As eleições americanas de novembro são mais importantes para determinar o futuro da democracia no Brasil que o pleito em nível municipal que ocorrerá em outubro próximo. Isso porque, por mais que haja tamanha polarização no país, as escolhas de prefeitos e vereadores podem refletir preocupações locais. Já o próximo ocupante da Casa Branca pode ser Donald Trump, o verdadeiro líder da Internacional de Extrema Direita que vem causando distúrbios ao redor do mundo em regimes democraticamente eleitos. Assim, caso conquiste um segundo mandato, Trump tem o potencial de ensejar movimentos golpistas ao redor do mundo, inclusive em terras brasileiras.
O embate iniciado pelo magnata Elon Musk, dono do X (antigo Twitter), a respeito da liberdade de expressão no Brasil não tem como alvo principal o ministro do STF Alexandre de Moraes, mas é estruturado contra a Constituição brasileira e seu garantidor-mor — o próprio STF. O que testemunhamos há duas semanas foi apenas um aperitivo do que não apenas o presidente Luiz Inácio Lula da Silva (PT), mas todo o sistema político brasileiro e democratas comprometidos com a manutenção de uma sociedade aberta e plural devem enfrentar caso a extrema direita volte ao poder nos Estados Unidos.
O fato de deputados federais brasileiros — entre eles Eduardo, o filho 03 do ex-presidente Jair Bolsonaro (PL) — estarem se articulando, conforme amplamente noticiado semana passada, com parlamentares igualmente extremistas nos Estados Unidos para impor sanções e dificuldades ao Brasil é indício de que a subversão da ordem constitucional vigente não tem fronteiras. Ademais, tal movimento conta com o apoio de forças significativamente poderosas fora do território nacional.
Dito tudo isso, não tenho dúvidas de que caso, por exemplo, Ricardo Nunes (MDB) reeleja-se prefeito de São Paulo, analistas dos mais diversos matizes vão dizer que se trata de uma vitória de Bolsonaro, cujo apoio foi praticamente suplicado pelo candidato. Seu desempenho nas pesquisas coloca-o em situação de competitividade perante Guilherme Boulos (PSOL), candidato que conta com o apoio de Lula.
Um eventual triunfo de Nunes pode ser apenas uma resposta à falta de confiança em outros nomes – ou seja, nesse cenário, o eleitor paulistano terá votado no concorrente visto como o “menos pior”, ainda que ele não saiba fazer nada senão obras mal planejadas e colocar cones nas ruas da cidade que se deteriora dia após dia.

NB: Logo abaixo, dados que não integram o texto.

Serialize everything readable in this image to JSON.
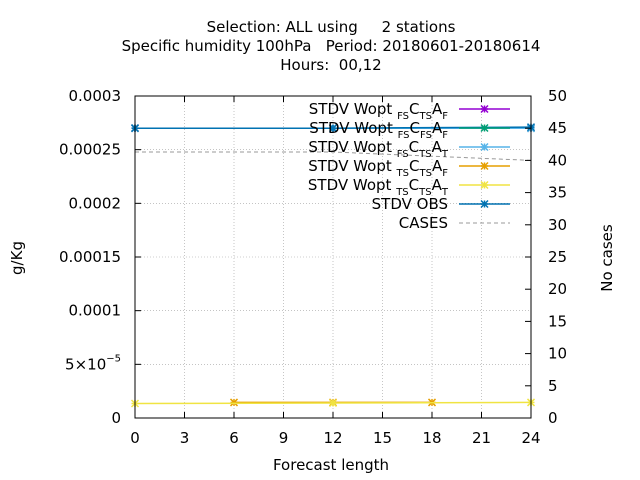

Da mesma maneira, uma votação expressiva de um nome da extrema direita contra Eduardo Paes (PSD), candidato à reeleição no Rio de Janeiro, pode indicar muito mais o resultado de uma política clientelista articulada por pastores evangélicos e milícias do que uma derrota relativa do presidente Lula, que já anunciou que apoiará o atual mandatário carioca em outubro próximo.
Prefeitos brasileiros — inclusive os de grandes cidades — tendem a navegar conforme o tempo em função do centralismo fiscal que é uma anomalia em nossa federação. Por exemplo, nomes do PSDB deixaram o partido em São Paulo para se aliar ao governador bolsonarista Tarcísio de Freitas em agremiações como Republicanos (casa do governador), o PL (possível futura morada) e o próprio PSD. Se os ventos mudarem e o bolsonarismo entrar em declínio, esses mesmos nomes sem dúvida vão buscar se alinhar com quem quer que esteja no Palácio dos Bandeirantes
O voto ideológico, porém, veio para ficar, sobretudo em função da emulação que fazemos da política americana. Mas a matriz ainda é mais importante que a filial. Nesse sentido, Bolsonaro teria com certeza ficado no poder se o presidente americano em 2022 fosse Trump. Será que Trump, uma vez de volta à Casa Branca, vai querer derrubar Lula?
Talvez não seja o caso, mas não tenho dúvidas que serão criadas condições para o retorno da extrema direita ao poder, ainda que o nome que não seja Bolsonaro — este sim inelegível, mas que uma conjuntura favorável à extrema direita pode levar a uma revisão pela Justiça Eleitoral da sua inelegibilidade. Esqueça a Justiça: é a política, estúpido! É o que a extrema direita parece proclamar não só no Brasil, mas ao redor do mundo.